1-Santiago nos dice claramente: «Hermanos míos, no entre la acepción de personas en la fe que tenéis en nuestro Señor Jesucristo glorificado». Leamos con atención el texto de la carta de Santiago y hagamos un sincero examen de conciencia para ver qué criterios guían nuestro actuar. ¿Acepto a todos como mis hermanos y los valoro como son?

2-Juan Pablo II nos dice que «la caridad de los cristianos es la prolongación de la presencia de Cristo que se da a sí mismo». ¿Cómo y de qué manera concreta vivo la caridad?

 3-Leamos en el Catecismo de la Iglesia Católica los numerales: 25, 1822 – 1829. 1853, 2013, 2094.

 [1] Predilección. (Del lat. prae, pre-, y dilectĭo, -ōnis).  Cariño especial con que se distingue a alguien o algo entre otros.

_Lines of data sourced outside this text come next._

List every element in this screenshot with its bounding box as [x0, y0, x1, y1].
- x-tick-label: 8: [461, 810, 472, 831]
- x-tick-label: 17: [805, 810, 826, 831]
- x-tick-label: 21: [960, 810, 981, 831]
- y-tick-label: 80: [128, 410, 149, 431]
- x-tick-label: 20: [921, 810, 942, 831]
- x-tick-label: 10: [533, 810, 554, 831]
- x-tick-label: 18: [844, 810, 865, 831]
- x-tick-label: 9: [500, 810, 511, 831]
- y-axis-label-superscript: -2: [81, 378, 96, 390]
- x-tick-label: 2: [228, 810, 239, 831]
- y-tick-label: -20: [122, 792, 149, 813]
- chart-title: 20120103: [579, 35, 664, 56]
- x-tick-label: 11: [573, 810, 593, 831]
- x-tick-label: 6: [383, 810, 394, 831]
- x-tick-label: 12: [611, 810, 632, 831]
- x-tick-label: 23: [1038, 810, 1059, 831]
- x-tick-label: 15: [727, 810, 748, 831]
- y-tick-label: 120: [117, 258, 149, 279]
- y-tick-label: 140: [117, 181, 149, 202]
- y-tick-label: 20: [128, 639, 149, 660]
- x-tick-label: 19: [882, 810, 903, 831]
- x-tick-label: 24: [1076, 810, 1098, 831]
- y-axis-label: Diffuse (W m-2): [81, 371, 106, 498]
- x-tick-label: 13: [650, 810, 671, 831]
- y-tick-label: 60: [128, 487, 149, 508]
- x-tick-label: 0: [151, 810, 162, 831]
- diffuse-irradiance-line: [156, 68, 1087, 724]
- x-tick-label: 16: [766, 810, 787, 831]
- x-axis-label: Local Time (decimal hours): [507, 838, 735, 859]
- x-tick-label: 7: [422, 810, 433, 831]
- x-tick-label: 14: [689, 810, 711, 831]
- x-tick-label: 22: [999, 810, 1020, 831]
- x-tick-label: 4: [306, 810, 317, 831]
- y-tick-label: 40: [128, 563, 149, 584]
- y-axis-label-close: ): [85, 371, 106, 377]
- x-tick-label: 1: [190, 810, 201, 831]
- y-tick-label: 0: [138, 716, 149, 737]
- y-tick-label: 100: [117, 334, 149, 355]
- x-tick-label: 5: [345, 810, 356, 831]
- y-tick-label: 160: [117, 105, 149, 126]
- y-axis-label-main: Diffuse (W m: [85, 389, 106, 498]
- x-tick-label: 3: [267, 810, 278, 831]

[2] La versión de los Setenta es la primera y la más importante traducción del hebreo al griego. Se llama Setenta porque, según la leyenda, habría sido realizada por 72 sabios judíos (6 de cada una de las tribus). Se llevó a cabo a lo largo de aproximadamente un siglo (250 – 150 a.C.). Se realizó esta versión como respuesta a la necesidad de los judíos que vivían en la diáspora (judíos dispersos en el mundo pagano) y se efectuó en Alejandría (Egipto).

[3] Expiar. (Del lat. expiāre). Borrar las culpas, purificarse de ellas por medio de algún sacrificio.